In a recent paper published in Science Advances, a research team has developed a twin-bioengine yeast nanorobot for gastro-intestinal (GI) inflammation therapy. Not only can the robot autonomously navigate to inflamed sites in the GI tract, but it also increased drug accumulation at these diseased sites by approximately 1000-fold.
GI maze: Hard to navigate
Gastrointestinal inflammation is a complex disorder that not only causes pain and discomfort but also increases the risk of cancer. But delivering drugs to the gastrointestinal tract can be a real gut-wrenching experience. Current delivery systems for treatment are immobile and rely on passive diffusion, leading to frequent dosing and potentially severe side effects. One solution to this problem may be nanorobots, which can cross multiple biological barriers and deliver drugs to targeted areas and hard-to-reach tissues. To achieve this, the research team from the Shenzhen Institutes of Advanced Technology built a twin-bioengine yeast nanorobot (TBY-robot). They designed this robot to have both self-propelling and -navigating capabilities, so it can actively shuttle across biological barriers and through the GI tract to deliver drugs to specific diseased regions.

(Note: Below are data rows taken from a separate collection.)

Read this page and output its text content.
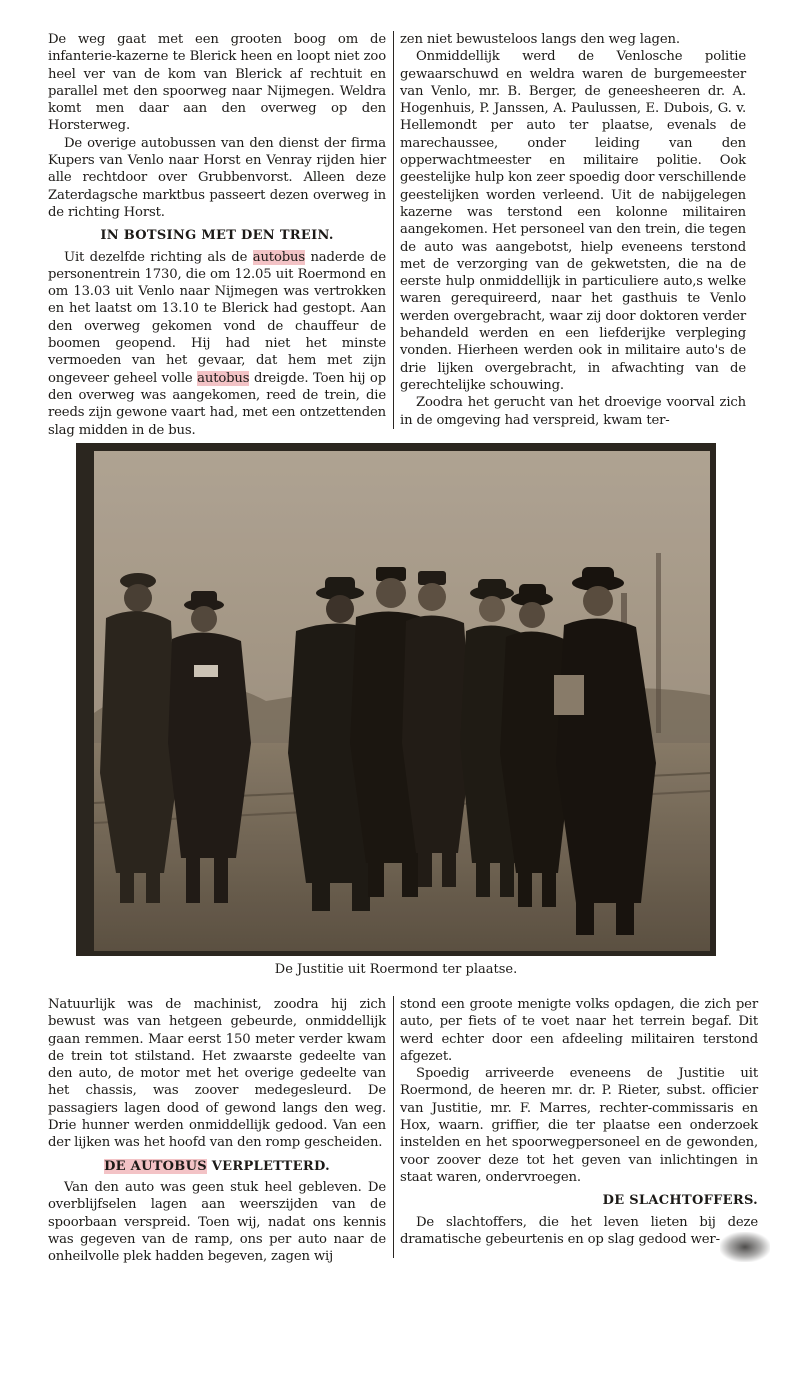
De weg gaat met een grooten boog om de infanterie-kazerne te Blerick heen en loopt niet zoo heel ver van de kom van Blerick af rechtuit en parallel met den spoorweg naar Nijmegen. Weldra komt men daar aan den overweg op den Horsterweg.

De overige autobussen van den dienst der firma Kupers van Venlo naar Horst en Venray rijden hier alle rechtdoor over Grubbenvorst. Alleen deze Zaterdagsche marktbus passeert dezen overweg in de richting Horst.

IN BOTSING MET DEN TREIN.

Uit dezelfde richting als de autobus naderde de personentrein 1730, die om 12.05 uit Roermond en om 13.03 uit Venlo naar Nijmegen was vertrokken en het laatst om 13.10 te Blerick had gestopt. Aan den overweg gekomen vond de chauffeur de boomen geopend. Hij had niet het minste vermoeden van het gevaar, dat hem met zijn ongeveer geheel volle autobus dreigde. Toen hij op den overweg was aangekomen, reed de trein, die reeds zijn gewone vaart had, met een ontzettenden slag midden in de bus.

zen niet bewusteloos langs den weg lagen.

Onmiddellijk werd de Venlosche politie gewaarschuwd en weldra waren de burgemeester van Venlo, mr. B. Berger, de geneesheeren dr. A. Hogenhuis, P. Janssen, A. Paulussen, E. Dubois, G. v. Hellemondt per auto ter plaatse, evenals de marechaussee, onder leiding van den opperwachtmeester en militaire politie. Ook geestelijke hulp kon zeer spoedig door verschillende geestelijken worden verleend. Uit de nabijgelegen kazerne was terstond een kolonne militairen aangekomen. Het personeel van den trein, die tegen de auto was aangebotst, hielp eveneens terstond met de verzorging van de gekwetsten, die na de eerste hulp onmiddellijk in particuliere auto,s welke waren gerequireerd, naar het gasthuis te Venlo werden overgebracht, waar zij door doktoren verder behandeld werden en een liefderijke verpleging vonden. Hierheen werden ook in militaire auto's de drie lijken overgebracht, in afwachting van de gerechtelijke schouwing.

Zoodra het gerucht van het droevige voorval zich in de omgeving had verspreid, kwam ter-

De Justitie uit Roermond ter plaatse.

Natuurlijk was de machinist, zoodra hij zich bewust was van hetgeen gebeurde, onmiddellijk gaan remmen. Maar eerst 150 meter verder kwam de trein tot stilstand. Het zwaarste gedeelte van den auto, de motor met het overige gedeelte van het chassis, was zoover medegesleurd. De passagiers lagen dood of gewond langs den weg. Drie hunner werden onmiddellijk gedood. Van een der lijken was het hoofd van den romp gescheiden.

DE AUTOBUS VERPLETTERD.

Van den auto was geen stuk heel gebleven. De overblijfselen lagen aan weerszijden van de spoorbaan verspreid. Toen wij, nadat ons kennis was gegeven van de ramp, ons per auto naar de onheilvolle plek hadden begeven, zagen wij

stond een groote menigte volks opdagen, die zich per auto, per fiets of te voet naar het terrein begaf. Dit werd echter door een afdeeling militairen terstond afgezet.

Spoedig arriveerde eveneens de Justitie uit Roermond, de heeren mr. dr. P. Rieter, subst. officier van Justitie, mr. F. Marres, rechter-commissaris en Hox, waarn. griffier, die ter plaatse een onderzoek instelden en het spoorwegpersoneel en de gewonden, voor zoover deze tot het geven van inlichtingen in staat waren, ondervroegen.

DE SLACHTOFFERS.

De slachtoffers, die het leven lieten bij deze dramatische gebeurtenis en op slag gedood wer-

Two engines are better than one
The TBY-robots were made up of yeast microcapsules, which are biodegradable, porous, and uniform microspheres. They are designed to be biocompatible to prevent potential toxicity and pathogenicity in GI inflammation applications.
The TBY-robots are designed with two different engines instead of one so it can overcome multiple biological barriers and reach distant or deep-seated lesions. Single-engine propulsion limits the ability of self-propelled micro/nanorobots to adapt to microenvironmental changes encountered when crossing biological barriers. The TBY-robot uses a twin-bioengine delivery strategy that leverages the strengths of both enzymatic and macrophage-driven engines. The first engine is made up of asymmetrically immobilised enzymes, namely glucose oxidase (GOx) and catalase (Cat) enzymes, which convert glucose into a driving force for propulsion.

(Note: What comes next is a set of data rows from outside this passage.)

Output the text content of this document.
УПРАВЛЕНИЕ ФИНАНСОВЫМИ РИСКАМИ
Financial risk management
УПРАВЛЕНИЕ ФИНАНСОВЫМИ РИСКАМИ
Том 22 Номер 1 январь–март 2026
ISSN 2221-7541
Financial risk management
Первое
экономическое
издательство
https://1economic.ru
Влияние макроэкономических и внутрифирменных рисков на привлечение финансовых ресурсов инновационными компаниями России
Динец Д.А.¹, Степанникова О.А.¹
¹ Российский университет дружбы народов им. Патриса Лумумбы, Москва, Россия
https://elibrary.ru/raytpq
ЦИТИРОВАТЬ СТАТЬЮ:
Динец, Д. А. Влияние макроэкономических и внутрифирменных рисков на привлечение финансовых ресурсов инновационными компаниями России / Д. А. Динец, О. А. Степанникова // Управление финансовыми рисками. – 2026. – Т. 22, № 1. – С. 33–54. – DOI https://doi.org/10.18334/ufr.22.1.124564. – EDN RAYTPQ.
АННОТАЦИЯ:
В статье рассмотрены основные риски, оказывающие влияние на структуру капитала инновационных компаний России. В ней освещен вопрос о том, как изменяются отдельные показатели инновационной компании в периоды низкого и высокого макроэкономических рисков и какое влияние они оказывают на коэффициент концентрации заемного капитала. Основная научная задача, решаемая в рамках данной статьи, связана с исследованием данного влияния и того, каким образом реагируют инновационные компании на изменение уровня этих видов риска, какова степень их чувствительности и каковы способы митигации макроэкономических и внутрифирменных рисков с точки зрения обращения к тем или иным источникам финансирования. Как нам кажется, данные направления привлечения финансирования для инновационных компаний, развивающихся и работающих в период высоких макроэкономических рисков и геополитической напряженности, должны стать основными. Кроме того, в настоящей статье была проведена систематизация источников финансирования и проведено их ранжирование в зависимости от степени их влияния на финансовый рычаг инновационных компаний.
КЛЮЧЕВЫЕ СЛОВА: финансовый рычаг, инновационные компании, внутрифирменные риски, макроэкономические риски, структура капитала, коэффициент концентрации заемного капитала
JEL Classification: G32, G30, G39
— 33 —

The TBY-robot then actively penetrates the intestinal mucus and enters the Peyer’s patches via microfold cell transcytosis. The Peyer’s patches act as a “transfer station” where the TBY-robots then switch to the macrophage engine. Macrophages have migration and chemotaxis properties that enable them to penetrate biological barriers and target inflamed sites by following the chemokine concentration gradient. The robot essentially piggybacks the macrophage to reach the site of inflammation, where it then delivers the drug. This dual engine strategy is essential for the TBY-robots to deliver drugs to the target sites in the GI tract.
A new drug delivery system
This is the first report of a nanorobot that can autonomously respond to changes in the microenvironment, cross multiple biological barriers, and self-navigate to deep-seated diseased sites in this way. Moreover, not only did the TBY-robots increase drug accumulation at the diseased site by approximately 1000-fold, they also attenuated inflammation and ameliorated disease pathology in mouse models of colitis and gastric ulcers.
The implications of this research could lead to the development of far more effective drug delivery systems that can deliver drugs directly to hard-to-reach tissues, thus improving treatment efficacy while reducing side effects.